Bendung Katulampa Siaga 3 Malam Ini, Jakarta Siap-Siap Banjir Kiriman

- Debit air tembus ratusan ribu liter per detik, mengalir menuju Jakarta dalam 6-9 jam ke depan.
- Kondisi hulu Puncak sulit diprediksi, fluktuasi air tergantung pada cuaca di pegunungan. Potensi naik status menjadi Siaga 2 jika hujan deras kembali.
- Koordinasi ketat dengan Pemprov DKI Jakarta, petugas bersiaga 24 jam untuk memantau pergerakan air dan memberikan informasi kepada warga hilir.
Bogor, IDN Times - Intensitas hujan yang tinggi di kawasan hulu, Puncak, Bogor, berdampak pada kenaikan debit air Sungai Ciliwung. Per Jumat malam (23/1/2026) malam, Bendung Katulampa resmi ditetapkan dalam status Siaga 3.
Bagi warga yang tinggal di bantaran Sungai Ciliwung, khususnya di wilayah DKI Jakarta, diimbau waspada terhadap potensi banjir kiriman.
Berdasarkan data terbaru dari Satpel Ciliwung, ketinggian air di Bendung Katulampa terus merangkak naik sejak Jumat pagi.
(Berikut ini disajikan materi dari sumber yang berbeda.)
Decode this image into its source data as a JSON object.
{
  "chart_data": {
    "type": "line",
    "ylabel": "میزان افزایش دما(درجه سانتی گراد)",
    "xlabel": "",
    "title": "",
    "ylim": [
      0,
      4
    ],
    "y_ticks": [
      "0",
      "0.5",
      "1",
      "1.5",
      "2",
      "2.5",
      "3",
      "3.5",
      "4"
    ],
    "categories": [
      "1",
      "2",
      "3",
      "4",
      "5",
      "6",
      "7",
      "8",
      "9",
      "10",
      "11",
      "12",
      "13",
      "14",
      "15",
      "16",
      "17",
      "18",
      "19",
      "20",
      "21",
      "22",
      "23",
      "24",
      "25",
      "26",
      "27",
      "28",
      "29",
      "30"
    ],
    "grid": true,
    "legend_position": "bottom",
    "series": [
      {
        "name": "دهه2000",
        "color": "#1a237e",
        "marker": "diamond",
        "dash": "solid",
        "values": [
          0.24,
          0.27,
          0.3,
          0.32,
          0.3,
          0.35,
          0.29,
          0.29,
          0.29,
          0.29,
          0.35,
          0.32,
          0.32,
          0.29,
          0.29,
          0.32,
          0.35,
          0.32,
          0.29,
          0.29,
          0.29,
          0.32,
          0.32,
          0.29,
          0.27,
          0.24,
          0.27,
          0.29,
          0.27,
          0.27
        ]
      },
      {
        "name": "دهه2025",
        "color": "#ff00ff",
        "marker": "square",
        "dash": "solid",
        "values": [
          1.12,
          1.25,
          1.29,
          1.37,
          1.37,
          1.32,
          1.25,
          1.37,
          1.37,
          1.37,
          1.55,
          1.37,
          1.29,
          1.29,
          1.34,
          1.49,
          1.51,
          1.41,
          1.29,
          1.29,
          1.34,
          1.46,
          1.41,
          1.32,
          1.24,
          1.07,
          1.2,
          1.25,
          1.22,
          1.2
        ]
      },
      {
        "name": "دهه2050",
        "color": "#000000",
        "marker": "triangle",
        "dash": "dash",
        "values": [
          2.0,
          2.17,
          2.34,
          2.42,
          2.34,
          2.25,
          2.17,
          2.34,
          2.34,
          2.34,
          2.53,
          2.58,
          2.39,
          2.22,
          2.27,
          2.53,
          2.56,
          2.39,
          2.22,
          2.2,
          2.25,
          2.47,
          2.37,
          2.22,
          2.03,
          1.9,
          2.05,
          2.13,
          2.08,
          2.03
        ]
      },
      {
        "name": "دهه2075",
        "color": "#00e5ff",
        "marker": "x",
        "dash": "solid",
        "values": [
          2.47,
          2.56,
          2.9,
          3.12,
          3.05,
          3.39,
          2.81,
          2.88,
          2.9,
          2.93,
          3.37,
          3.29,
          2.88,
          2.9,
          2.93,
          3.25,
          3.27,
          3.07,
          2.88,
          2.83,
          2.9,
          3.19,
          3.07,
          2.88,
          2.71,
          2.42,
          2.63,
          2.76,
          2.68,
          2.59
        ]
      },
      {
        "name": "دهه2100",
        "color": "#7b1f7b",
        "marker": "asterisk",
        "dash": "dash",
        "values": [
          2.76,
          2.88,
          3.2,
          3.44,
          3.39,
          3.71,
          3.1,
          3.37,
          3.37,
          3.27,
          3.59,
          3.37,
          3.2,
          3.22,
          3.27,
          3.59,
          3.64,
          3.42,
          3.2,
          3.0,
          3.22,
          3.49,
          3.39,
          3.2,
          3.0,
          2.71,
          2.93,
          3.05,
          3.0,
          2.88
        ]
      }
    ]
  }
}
Hingga pukul 19.00 WIB, Tinggi Muka Air (TMA) tercatat berada di angka 90 cm.
Meskipun sempat menyentuh angka 110 cm pada siang hari, posisi malam ini masih tertahan di level Waspada atau Siaga 3, dengan kondisi cuaca di lokasi terpantau mendung.
1. Debit air tembus ratusan ribu liter per detik

Volume air yang mengalir menuju Jakarta saat ini sangat besar. Data UPTD PSDA WS Ciliwung-Cisadane menunjukkan debit air limpas mencapai 113.417 liter per detik.
Sementara, untuk Intake Saluran Induk Katulampa, TMA berada di angka 30 cm dengan debit air 2.248 liter per detik. Aliran ini diprediksi akan sampai di Jakarta dalam waktu 6 hingga 9 jam ke depan.
2. Kondisi hulu Puncak sulit diprediksi

Petugas Bendung Katulampa, Muhammad Alwan, menjelaskan fluktuasi air sangat bergantung pada cuaca di wilayah pegunungan. Jika hujan deras kembali mengguyur Puncak malam ini, ada kemungkinan status akan naik menjadi Siaga 2.
"Saat ini Bendung Katulampa masih berada di level Siaga 3. Ketinggian air belum bisa dipastikan stabil karena sangat bergantung pada curah hujan di hulu sungai. Bisa saja turun, namun ada potensi naik kembali," ujar Alwan.
3. Koordinasi ketat dengan Pemprov DKI Jakarta

Petugas POB (Pusat Olah Data Bendung), A. Suwanda dan M. Alwan, terus bersiaga 24 jam untuk memantau pergerakan air. Informasi mengenai kenaikan TMA ini telah diteruskan secara berkala kepada pihak terkait di Jakarta, agar langkah antisipasi bisa segera diambil.
Warga di wilayah hilir seperti Rawajati, Kalibata, hingga Kampung Melayu, dan masyarakat di bantar sungai Ciliwung diharapkan mulai mengamankan barang-barang berharga mereka sebagai bentuk mitigasi dini.